Q&A with Joanne Tatham & Tom O’Sullivan
Both Gavin Wade and Kirsteen Macdonald nominated you for the prize. Have you worked with them before? How do they know your work?
J: Kirsteen lives and works in Glasgow and she knows our work from there. We’ve never yet worked with her on a specific project, but we’ve all very much been part of the same community of artists, curators, writers etc. in Glasgow.
We first worked with Gavin on the 2005 Art Sheffield exhibition and then again with him in 2009, when we did a solo exhibition at Eastside Projects in Birmingham. Eastside Projects was set up by Gavin working with a group of artists and designers in Birmingham to think about curatorial activity as art practice and to think about what a new public space for art in Birmingham could or should be. Our exhibition was fairly soon after Eastside opened and we feel part of an ongoing conversation with Gavin and the organisation. It’s been a very creative relationship, even if we are not always all in agreement.
You have recently moved to Newcastle after spending 20 years in Glasgow. Do you think that that the place where you live influences your work? How?
J: I moved to Glasgow in ‘93 and Tom moved there the year before – both of us went there for the MFA programme at Glasgow School of Art. That was the start of being part of a conversation in the city that has continued to develop and change over those 20 years. The success of a number of artists living in Glasgow or born in Glasgow (and sometimes occasionally both) has, I think, sometimes created simplified narratives about contemporary art in the city. The reality is less tidy and it’s not just about those who win the Turner Prize. It’s about being involved in a something that is small enough to sustain a conversation, but is big enough to allow for movement and change. For me, it’s been a very important factor in why I make the art I do. I wouldn’t use the word influence as the relationship can be more antagonistic than that.
I realise that I’m just talking about making art in relationship to other artists and I suppose you may also be asking if there is something about the city itself that influences the work we make. I think Glasgow is a city that has a very strong sense of itself, it’s a very visual city, with its architecture, its idiosyncratic dereliction and its grid of city streets making for something particular and compelling. This sense of the city is also something that circulates through the art (in the wider sense of the word) that comes out of the city.
What’s the best thing about being nominated for the Northern Art Prize?
J: We haven’t done many exhibitions in the North of England (Art Sheffield with Gavin Wade being one of the few examples), so feels a good way to present our work to a different audience.
What are your initial thoughts about what you might show in the Northern Art Prize exhibition?
J: Although the work we produce often uses things that look like sculptures, we would describe what we do as being about creating situations or events. These works are usually produced in relation to other specific situations or sets of circumstances. Leeds Art Gallery is exactly the kind of situation we like to work with, but the format of the NAP means we have to work more quickly than we would do usually. It’s very important to us that we find a way of making a work that we feel has some relationship or sense of purpose at Leeds, but we’re not quite sure how to do that yet.

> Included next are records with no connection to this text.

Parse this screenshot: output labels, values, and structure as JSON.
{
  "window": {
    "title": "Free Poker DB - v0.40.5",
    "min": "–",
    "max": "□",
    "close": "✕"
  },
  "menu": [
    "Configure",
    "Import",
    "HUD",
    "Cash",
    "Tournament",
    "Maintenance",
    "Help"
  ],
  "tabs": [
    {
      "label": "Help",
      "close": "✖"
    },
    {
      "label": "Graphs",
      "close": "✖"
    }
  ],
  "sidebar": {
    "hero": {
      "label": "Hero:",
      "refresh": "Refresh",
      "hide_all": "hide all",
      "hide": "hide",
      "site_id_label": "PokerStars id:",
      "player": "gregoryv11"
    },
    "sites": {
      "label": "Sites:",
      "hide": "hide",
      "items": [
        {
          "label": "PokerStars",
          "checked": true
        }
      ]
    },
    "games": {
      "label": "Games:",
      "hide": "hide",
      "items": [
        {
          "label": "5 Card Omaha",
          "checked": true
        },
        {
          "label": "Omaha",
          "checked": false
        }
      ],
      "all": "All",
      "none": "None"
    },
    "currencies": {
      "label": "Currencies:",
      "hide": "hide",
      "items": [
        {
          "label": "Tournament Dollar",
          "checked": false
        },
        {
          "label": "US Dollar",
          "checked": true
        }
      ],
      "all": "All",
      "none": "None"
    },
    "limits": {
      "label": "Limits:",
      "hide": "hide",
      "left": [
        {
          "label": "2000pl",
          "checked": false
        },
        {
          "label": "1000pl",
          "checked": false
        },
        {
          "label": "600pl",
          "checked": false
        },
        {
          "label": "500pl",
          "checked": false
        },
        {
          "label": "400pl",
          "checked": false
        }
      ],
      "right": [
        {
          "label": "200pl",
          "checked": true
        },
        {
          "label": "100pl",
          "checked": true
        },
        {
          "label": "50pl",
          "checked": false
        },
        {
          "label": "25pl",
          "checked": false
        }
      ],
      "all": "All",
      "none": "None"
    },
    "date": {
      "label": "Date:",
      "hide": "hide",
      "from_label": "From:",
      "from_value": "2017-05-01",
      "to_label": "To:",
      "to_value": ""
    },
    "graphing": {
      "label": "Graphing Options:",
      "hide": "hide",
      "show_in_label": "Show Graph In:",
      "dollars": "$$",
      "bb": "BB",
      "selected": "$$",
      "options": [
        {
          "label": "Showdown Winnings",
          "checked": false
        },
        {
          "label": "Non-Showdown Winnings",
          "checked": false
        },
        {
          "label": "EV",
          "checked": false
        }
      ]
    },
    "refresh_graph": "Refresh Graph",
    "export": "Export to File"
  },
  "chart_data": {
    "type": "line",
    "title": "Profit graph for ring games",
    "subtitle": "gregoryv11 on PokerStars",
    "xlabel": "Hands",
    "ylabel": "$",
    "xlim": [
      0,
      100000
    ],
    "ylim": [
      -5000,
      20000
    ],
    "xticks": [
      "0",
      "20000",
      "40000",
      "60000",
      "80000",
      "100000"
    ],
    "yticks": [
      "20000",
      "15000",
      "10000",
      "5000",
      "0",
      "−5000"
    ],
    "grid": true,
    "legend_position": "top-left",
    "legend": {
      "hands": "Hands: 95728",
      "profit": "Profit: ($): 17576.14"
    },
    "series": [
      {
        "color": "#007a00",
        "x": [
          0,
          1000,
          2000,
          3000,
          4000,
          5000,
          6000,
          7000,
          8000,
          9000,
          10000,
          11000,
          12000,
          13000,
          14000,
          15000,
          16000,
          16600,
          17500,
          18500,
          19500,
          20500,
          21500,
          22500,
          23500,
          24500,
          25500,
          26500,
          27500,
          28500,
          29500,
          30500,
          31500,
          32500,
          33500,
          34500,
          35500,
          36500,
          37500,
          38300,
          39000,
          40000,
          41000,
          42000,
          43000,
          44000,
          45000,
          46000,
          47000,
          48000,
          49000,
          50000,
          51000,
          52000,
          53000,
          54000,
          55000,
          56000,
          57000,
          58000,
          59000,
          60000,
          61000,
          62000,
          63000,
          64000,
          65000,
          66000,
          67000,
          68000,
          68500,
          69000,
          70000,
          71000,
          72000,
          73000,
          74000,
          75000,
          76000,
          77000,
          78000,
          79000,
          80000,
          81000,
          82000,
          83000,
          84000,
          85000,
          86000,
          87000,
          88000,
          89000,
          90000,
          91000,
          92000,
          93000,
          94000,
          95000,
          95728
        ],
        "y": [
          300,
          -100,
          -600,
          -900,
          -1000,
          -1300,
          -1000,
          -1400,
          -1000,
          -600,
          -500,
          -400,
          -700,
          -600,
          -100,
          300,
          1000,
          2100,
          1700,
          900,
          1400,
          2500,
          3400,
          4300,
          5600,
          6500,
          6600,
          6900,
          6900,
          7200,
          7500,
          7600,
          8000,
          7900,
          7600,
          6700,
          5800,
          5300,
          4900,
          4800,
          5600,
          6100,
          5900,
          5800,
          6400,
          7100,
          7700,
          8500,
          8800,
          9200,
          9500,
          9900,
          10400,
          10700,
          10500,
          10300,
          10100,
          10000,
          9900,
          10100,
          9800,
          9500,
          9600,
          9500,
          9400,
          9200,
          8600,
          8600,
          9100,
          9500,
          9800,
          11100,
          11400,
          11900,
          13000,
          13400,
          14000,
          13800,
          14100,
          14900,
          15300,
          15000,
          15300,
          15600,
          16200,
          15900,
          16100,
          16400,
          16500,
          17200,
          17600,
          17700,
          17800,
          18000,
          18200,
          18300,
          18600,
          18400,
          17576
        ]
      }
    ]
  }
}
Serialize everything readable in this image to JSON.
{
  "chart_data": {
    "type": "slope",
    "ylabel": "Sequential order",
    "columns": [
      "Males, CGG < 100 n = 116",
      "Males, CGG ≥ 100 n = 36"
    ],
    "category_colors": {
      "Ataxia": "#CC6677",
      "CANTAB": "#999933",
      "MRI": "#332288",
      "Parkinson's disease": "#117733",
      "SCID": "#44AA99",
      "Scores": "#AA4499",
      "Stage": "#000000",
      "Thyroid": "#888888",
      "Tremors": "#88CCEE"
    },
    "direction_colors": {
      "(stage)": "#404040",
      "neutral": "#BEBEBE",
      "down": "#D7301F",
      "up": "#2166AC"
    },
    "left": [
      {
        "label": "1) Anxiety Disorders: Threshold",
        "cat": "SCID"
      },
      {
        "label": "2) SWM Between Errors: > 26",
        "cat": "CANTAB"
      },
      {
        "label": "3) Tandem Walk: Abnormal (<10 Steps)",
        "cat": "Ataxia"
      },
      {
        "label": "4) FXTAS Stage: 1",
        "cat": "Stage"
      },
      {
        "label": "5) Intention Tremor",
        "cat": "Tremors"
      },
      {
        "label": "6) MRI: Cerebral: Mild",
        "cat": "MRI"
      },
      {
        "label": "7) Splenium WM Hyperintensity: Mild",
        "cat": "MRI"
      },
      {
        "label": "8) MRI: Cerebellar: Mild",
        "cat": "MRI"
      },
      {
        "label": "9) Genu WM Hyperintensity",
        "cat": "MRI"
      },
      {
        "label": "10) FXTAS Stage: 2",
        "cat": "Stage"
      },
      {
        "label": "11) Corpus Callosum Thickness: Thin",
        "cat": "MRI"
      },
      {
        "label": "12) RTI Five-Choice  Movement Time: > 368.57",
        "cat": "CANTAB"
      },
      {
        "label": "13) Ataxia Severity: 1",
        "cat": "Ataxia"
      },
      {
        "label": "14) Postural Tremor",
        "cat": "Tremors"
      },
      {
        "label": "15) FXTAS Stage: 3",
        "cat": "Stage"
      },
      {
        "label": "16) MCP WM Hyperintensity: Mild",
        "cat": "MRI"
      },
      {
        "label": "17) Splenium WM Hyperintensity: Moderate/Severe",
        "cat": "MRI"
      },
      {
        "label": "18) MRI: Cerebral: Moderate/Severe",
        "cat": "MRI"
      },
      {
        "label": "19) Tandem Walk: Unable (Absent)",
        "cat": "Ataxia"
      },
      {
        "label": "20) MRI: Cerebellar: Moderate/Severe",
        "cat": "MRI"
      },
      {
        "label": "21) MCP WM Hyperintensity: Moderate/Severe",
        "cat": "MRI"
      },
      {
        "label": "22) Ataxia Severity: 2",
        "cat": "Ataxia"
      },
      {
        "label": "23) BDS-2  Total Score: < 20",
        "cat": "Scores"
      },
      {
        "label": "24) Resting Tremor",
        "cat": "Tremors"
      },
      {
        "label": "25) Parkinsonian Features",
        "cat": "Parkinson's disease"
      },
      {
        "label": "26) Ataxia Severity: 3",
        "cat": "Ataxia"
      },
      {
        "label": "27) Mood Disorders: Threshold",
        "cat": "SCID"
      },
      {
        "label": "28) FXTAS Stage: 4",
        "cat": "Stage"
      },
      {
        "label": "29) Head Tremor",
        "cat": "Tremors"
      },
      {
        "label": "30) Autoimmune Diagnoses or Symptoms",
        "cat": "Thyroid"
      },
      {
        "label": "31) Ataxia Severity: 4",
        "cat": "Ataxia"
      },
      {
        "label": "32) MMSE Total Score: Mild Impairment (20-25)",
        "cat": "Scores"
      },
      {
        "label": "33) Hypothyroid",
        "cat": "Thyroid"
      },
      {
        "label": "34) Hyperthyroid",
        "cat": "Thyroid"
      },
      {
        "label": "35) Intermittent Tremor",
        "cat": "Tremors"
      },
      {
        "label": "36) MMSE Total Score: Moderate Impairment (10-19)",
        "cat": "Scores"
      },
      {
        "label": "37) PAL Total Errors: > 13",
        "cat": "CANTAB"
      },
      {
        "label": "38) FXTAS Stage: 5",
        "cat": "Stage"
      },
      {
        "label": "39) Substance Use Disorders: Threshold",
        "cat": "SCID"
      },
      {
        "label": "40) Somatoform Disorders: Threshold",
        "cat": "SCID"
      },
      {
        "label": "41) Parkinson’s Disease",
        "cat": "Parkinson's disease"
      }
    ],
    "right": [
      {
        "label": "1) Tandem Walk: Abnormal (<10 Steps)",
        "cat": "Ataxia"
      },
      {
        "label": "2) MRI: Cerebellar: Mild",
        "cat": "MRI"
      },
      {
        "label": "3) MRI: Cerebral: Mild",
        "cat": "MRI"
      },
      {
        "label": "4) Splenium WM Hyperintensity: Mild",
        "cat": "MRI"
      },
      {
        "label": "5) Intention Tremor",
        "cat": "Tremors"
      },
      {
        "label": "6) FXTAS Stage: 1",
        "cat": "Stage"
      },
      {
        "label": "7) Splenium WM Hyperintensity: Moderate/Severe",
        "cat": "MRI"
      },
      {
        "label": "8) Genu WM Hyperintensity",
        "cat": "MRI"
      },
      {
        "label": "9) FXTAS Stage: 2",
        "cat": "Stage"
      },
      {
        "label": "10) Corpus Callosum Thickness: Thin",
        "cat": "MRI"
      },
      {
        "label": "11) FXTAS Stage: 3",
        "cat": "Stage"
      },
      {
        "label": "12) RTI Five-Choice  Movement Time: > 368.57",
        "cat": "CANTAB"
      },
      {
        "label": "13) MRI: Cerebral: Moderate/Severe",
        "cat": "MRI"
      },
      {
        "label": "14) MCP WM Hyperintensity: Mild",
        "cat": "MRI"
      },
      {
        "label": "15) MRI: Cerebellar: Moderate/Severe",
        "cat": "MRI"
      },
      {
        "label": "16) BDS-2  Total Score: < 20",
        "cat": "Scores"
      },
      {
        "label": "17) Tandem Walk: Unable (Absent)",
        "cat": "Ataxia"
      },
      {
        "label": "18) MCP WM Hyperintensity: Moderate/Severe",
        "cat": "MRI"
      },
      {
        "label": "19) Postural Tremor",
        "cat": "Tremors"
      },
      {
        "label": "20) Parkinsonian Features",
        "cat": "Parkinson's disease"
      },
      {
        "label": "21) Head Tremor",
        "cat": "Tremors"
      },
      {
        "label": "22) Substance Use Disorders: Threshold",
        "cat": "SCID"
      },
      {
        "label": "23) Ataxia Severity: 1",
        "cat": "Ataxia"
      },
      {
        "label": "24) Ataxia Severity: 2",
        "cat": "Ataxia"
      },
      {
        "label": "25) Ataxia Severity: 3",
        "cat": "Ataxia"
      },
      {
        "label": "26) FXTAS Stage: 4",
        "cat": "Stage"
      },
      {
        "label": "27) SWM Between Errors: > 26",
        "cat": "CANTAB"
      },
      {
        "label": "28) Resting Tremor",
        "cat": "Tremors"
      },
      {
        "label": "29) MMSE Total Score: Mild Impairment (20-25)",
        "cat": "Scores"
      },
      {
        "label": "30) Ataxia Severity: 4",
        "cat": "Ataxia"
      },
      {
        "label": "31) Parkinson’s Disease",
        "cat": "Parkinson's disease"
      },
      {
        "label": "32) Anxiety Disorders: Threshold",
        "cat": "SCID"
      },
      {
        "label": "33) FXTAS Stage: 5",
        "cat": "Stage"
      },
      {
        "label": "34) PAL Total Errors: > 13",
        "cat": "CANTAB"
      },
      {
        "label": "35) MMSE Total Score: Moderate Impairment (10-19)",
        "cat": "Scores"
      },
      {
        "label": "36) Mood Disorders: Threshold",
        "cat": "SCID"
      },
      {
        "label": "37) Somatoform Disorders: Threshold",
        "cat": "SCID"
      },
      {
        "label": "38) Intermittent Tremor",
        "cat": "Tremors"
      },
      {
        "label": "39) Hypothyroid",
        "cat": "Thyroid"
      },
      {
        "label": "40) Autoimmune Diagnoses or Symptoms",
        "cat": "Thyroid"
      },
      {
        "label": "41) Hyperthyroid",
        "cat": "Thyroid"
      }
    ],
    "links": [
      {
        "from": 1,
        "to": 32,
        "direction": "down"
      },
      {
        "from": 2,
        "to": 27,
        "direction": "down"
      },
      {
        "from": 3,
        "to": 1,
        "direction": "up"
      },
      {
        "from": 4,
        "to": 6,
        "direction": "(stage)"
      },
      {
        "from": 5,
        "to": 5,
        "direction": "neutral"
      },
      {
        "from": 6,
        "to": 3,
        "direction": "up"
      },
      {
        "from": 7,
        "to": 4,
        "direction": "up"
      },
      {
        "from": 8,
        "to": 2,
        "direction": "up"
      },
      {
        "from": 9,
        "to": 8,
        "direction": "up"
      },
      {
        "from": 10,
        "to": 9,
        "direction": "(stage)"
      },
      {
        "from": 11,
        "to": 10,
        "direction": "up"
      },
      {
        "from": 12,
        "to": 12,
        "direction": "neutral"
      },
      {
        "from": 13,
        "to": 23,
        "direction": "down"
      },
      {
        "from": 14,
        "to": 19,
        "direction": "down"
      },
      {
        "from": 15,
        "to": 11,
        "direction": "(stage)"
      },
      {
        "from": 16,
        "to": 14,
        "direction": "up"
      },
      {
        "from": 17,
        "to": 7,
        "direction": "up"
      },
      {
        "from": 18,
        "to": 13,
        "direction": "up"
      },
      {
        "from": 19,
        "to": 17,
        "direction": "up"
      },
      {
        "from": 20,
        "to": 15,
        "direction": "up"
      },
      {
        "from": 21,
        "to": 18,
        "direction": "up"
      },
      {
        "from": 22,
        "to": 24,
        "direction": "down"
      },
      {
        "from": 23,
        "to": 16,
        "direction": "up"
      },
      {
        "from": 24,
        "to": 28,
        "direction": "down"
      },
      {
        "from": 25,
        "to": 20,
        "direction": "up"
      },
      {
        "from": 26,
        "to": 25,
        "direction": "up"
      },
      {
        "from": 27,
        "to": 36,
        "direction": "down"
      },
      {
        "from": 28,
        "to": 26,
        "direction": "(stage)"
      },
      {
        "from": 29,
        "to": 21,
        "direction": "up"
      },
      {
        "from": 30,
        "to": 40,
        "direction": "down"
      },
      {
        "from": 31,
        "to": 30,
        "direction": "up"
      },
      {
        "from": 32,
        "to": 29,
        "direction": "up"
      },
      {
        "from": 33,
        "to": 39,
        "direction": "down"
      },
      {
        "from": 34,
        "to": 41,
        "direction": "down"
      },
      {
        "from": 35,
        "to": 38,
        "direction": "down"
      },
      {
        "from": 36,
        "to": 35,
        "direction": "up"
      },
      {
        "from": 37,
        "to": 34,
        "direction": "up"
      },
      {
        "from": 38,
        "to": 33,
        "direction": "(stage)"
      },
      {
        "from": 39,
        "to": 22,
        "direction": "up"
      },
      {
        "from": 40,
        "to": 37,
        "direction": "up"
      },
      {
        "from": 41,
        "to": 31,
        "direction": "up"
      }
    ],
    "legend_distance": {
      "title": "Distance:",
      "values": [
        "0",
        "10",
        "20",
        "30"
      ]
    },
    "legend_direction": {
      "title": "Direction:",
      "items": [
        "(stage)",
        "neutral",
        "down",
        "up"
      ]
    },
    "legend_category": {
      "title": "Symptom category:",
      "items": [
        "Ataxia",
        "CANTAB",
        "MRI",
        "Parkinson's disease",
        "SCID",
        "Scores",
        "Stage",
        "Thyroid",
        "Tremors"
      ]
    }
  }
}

What else are you working on at the moment?
J: We’re working on a solo exhibition for Chapter in Cardiff that opens in December The exhibition will be called ‘A tool for the making of signs’ and we’ve set ourselves a series of problems to try and think through. One of these is Welshness and another is thinking about emerging orthodoxies of curatorial practice within contemporary art.
We often find ourselves working on quite different projects at one time and we’ve also just finished designing a rug in collaboration with Dovecot tapestry in Edinburgh.